There’s a concept in nuclear non-proliferation of “breakout times” – how long, once a decision has been made to build a nuclear weapon, until you actually have it, and how does this vary with the starting point, the technical capabilities of the country, etc.? The Iran nuclear agreement (JCPOA) was based around the idea of freezing Iran’s nuclear weapon potential in place and carefully tracking that they weren’t moving any closer to a weapon – achieving a breakout time of around a year. Longer is generally better since there is then more time to negotiate a resolution to an emerging crisis.
(For the avoidance of doubt, I want to note that I think it’s plausible we could have avoided the current crisis if the JCPOA were still in place. Even if true, the larger point is still true, namely that “the IAEA existing” is insufficient on its own)
Screenshot taken from here.
With AI, breakout times could conceivably be very short – it could be hours, minutes, or even seconds for some very specific but important change to occur. I don’t think this is self-evident, but it’s at least plausible. Perhaps the most dangerous activities will take months or more. We just don’t know yet.

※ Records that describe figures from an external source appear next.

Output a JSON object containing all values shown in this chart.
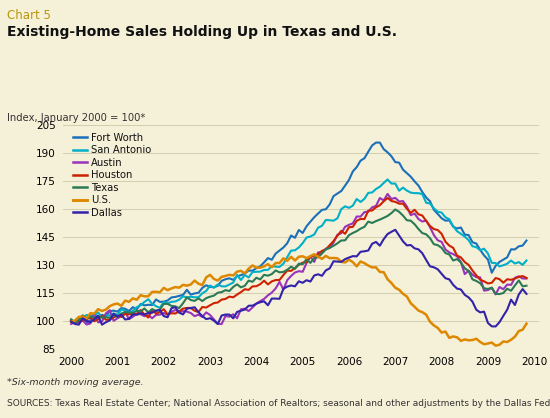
{
  "title_chart": "Chart 5",
  "title_main": "Existing-Home Sales Holding Up in Texas and U.S.",
  "ylabel": "Index, January 2000 = 100*",
  "footnote1": "*Six-month moving average.",
  "footnote2": "SOURCES: Texas Real Estate Center; National Association of Realtors; seasonal and other adjustments by the Dallas Fed.",
  "background_color": "#f5f0d8",
  "plot_bg_color": "#f5f0d8",
  "ylim": [
    85,
    205
  ],
  "yticks": [
    85,
    100,
    115,
    130,
    145,
    160,
    175,
    190,
    205
  ],
  "series": {
    "Fort Worth": {
      "color": "#1a6fba",
      "lw": 1.5
    },
    "San Antonio": {
      "color": "#00b0c8",
      "lw": 1.5
    },
    "Austin": {
      "color": "#9933bb",
      "lw": 1.5
    },
    "Houston": {
      "color": "#cc2200",
      "lw": 1.5
    },
    "Texas": {
      "color": "#2a7a55",
      "lw": 1.5
    },
    "U.S.": {
      "color": "#dd8800",
      "lw": 1.8
    },
    "Dallas": {
      "color": "#3322aa",
      "lw": 1.5
    }
  },
  "xtick_years": [
    2000,
    2001,
    2002,
    2003,
    2004,
    2005,
    2006,
    2007,
    2008,
    2009,
    2010
  ]
}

Fortunately, the more capable and dangerous AI gets, the more capacity we’ll have to have highly intelligent and, critically, credible “AI auditors” helping us out. This raises the question: how feasible is it to automate an IAEA’s ability to keep track of that last mile, helping us “fight fire with fire”? And for what kinds of risks will this be feasible? I don’t think anyone knows, but I think people interested in AI governance should think more about this kind of issue.